Он чувствовал: нет силы, могущей их разлучить. Какая Леониду разница, была она замужем или не была? Есть ли у нее дочка? Вот она идет рядом — лучшая из миллиона не только женщин, а и девушек, населяющих Москву, самая дорогая. Он готов по приказу Аллы спрыгнуть с крыши вот этого пятиэтажного дома. Бывал ли когда-нибудь так дурацки счастлив хоть один человек на свете?

У Мясницких ворот Алла мягко, осторожно высвободила свою руку. «Разве теперь не все равно? » — спросил его взгляд. Она поцеловала его в щеку. «Так надо». Поцелуй ее был легкий, торопливый. Алла поправила волосы, одернула блузку, заботливо осмотрела себя. Впереди показалось громоздкое, грязно-желтое здание рабфака.

— Вечером выйдешь? — спросил он.

— Какое «выйдешь»! А экзамен по истории? Будем с девчонками готовиться.

Она открыла сумочку, припудрилась и, казалось, стерла последние следы недавней близости. Во двор рабфака они входили, как обыкновенные знакомые. Лишь на пороге Леонид вспомнил, что на его недавний вопрос о женитьбе Алла так и не ответила — ни да, ни нет. Спрашивать об этом было уже поздно.

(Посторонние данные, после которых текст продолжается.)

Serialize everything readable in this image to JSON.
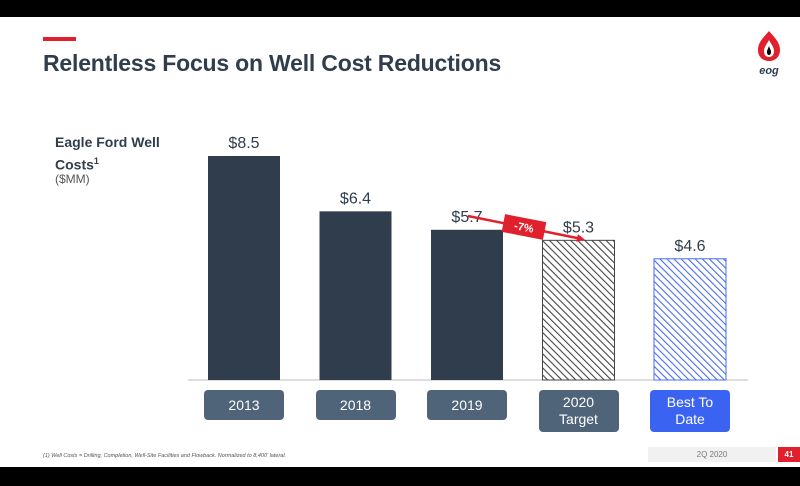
{
  "slide": {
    "title": "Relentless Focus on Well Cost Reductions",
    "subtitle_line1": "Eagle Ford Well",
    "subtitle_line2": "Costs",
    "subtitle_sup": "1",
    "unit": "($MM)",
    "logo_text": "eog",
    "footnote": "(1)   Well Costs = Drilling, Completion, Well-Site Facilities and Flowback. Normalized to 8,400' lateral.",
    "date": "2Q 2020",
    "page": "41"
  },
  "chart_data": {
    "type": "bar",
    "categories": [
      "2013",
      "2018",
      "2019",
      "2020 Target",
      "Best To Date"
    ],
    "values": [
      8.5,
      6.4,
      5.7,
      5.3,
      4.6
    ],
    "data_labels": [
      "$8.5",
      "$6.4",
      "$5.7",
      "$5.3",
      "$4.6"
    ],
    "bar_styles": [
      "solid",
      "solid",
      "solid",
      "hatched",
      "hatched"
    ],
    "annotation": "-7%",
    "ylim": [
      0,
      8.5
    ],
    "title": "",
    "xlabel": "",
    "ylabel": "",
    "colors": {
      "solid": "#2f3d4c",
      "target_hatch": "#454545",
      "best_hatch": "#4a6cf0",
      "label_box_dark": "#4f6479",
      "label_box_best": "#3b63f2",
      "accent": "#e0202c"
    }
  }
}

Да и имело ли теперь это какое-то значение?

«Рассказать Ваньке? — размышлял Леонид, от счастья не находя себе места в аудитории. — Подожду, когда станем студентами, — и сразу на свадьбу. Вот глаза-то вылупит! »

XII

Окончилась суета в коридорах рабфака, экзамены остались позади. «Художники» были спокойны: оба выдержали и ждали зачисления со стипендией и общежитием.

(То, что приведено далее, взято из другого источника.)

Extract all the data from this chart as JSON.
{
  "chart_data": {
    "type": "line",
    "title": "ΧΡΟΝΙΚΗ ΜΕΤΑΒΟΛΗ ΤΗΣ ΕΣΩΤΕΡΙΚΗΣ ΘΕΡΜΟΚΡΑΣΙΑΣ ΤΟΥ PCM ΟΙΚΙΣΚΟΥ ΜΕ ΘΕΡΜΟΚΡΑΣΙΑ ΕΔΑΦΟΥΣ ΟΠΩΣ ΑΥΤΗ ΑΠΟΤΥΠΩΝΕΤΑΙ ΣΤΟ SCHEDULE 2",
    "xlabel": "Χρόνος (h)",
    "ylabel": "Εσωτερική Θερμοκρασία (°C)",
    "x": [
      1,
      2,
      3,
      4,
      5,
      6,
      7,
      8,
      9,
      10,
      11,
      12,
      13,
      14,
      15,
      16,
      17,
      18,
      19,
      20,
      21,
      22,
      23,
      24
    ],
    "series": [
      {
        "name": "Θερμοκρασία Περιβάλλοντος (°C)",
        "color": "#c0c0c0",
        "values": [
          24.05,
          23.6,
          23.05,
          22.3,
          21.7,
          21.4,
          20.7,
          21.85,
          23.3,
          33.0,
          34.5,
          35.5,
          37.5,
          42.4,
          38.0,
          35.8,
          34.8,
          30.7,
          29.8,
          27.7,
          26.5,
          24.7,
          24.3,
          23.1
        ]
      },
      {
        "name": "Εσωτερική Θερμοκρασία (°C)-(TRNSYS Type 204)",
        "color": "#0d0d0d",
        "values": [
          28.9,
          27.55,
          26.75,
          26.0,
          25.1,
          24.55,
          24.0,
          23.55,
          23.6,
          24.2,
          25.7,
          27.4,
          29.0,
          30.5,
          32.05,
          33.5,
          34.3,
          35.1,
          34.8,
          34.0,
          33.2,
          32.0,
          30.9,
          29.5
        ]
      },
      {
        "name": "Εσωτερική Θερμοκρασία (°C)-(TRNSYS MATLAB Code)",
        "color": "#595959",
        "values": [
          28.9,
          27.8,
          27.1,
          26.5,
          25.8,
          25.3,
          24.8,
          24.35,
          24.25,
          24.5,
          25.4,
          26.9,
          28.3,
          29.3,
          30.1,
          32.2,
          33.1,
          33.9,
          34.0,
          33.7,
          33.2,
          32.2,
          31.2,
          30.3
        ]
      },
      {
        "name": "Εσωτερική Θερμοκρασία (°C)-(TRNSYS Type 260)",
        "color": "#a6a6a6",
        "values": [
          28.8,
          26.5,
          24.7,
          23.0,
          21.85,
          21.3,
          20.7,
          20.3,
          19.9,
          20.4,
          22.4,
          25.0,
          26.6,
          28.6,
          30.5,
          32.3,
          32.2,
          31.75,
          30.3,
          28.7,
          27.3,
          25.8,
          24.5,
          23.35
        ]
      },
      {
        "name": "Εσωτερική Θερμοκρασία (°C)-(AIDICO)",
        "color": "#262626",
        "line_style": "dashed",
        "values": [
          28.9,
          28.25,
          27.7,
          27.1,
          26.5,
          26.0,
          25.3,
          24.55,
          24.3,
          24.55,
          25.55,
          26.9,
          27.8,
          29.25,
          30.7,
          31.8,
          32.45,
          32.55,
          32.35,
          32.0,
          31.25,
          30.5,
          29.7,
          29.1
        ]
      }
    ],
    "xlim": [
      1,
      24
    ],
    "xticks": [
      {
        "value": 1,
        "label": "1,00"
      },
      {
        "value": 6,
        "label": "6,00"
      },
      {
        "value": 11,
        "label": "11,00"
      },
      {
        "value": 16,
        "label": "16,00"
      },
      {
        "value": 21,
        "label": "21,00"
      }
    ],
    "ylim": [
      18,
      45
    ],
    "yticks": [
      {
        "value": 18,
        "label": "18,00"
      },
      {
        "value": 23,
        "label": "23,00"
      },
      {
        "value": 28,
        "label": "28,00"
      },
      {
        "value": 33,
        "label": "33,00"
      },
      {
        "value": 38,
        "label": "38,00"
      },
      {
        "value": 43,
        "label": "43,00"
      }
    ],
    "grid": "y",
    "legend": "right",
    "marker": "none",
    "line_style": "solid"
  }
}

Удар ожидал их в тот день, когда вывесили списки принятых: фамилии Осокина и Шаткова отсутствовали. Стоя перед доской среди счастливцев, Леонид испытал унижение, стыд: выбросили за борт. Руки его вспотели, глаза жалко шарили по списку: может, пропустил? Глянув на Шаткова, он понял, что тот переживал то же самое.

— Будто поганых щенков, — криво улыбаясь, сказал Леонид, когда они молча отошли в сторонку, и сделал жест, словно что вышвыривал.

Движения Шаткова стали еще более нервными, энергичными, тело, казалось, готово было выбросить электрический разряд. Белый чубчик топорщился особенно задорно, боевито, а бельмастый глаз стал еще незаметней на побледневшем лице.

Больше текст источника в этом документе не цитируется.